İzmir Büyükşehir Belediyesi, Aziz Kocaoğlu ve Tunç Soyer döneminde tapu sahipleri için elini taşın altına koyuyor. Kocaoğlu ve Soyer döneminde tapulular için imar planları hazırlanıyor. Son olarak Soyer döneminde bir imar projesi hazırlandı. Soyer proje için “Biz Ağustos veya Eylül ayı içinde planımızı meclise getirmiş olacağız. Ve bu yıl içinde, 2023 yılı bitmeden de mutlaka orada imalatla ilgili ilk adımı atmış olacağız.

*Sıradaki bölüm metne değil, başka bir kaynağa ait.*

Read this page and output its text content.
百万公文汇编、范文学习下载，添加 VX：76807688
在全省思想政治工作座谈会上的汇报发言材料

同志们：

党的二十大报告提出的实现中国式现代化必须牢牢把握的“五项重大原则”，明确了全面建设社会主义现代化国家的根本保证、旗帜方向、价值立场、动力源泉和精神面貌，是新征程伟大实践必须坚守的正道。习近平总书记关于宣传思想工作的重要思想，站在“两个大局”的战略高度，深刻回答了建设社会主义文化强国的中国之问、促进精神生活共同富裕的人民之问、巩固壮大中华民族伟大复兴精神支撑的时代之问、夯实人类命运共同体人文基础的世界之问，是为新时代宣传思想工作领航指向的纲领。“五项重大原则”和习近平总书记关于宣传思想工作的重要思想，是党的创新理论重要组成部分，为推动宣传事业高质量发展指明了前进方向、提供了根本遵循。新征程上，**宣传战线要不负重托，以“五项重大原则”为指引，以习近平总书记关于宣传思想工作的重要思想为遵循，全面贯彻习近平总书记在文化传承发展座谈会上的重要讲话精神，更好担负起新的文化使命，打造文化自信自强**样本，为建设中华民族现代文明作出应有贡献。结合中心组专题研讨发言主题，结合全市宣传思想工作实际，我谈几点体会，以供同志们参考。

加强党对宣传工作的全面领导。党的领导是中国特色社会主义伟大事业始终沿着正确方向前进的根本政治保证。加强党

Ne demek imalat? Her bir parsel sahibine bir konut yapacağız. 'Konut hakkı vereceğiz' demiyorum. Konut yapacağız. Belediye şirketiyle, kamu eliyle yapacağız, bir müteahhit pazarlığıyla sizi baş başa bırakmadan belediyenin yüzde 1 karla imalat yapacağı konutlarla sizi buluşturacağız” dedi. Hazırlanan projenin Çevre ve Şehircilik Bakanlığı’nda onay beklediği bildirildi.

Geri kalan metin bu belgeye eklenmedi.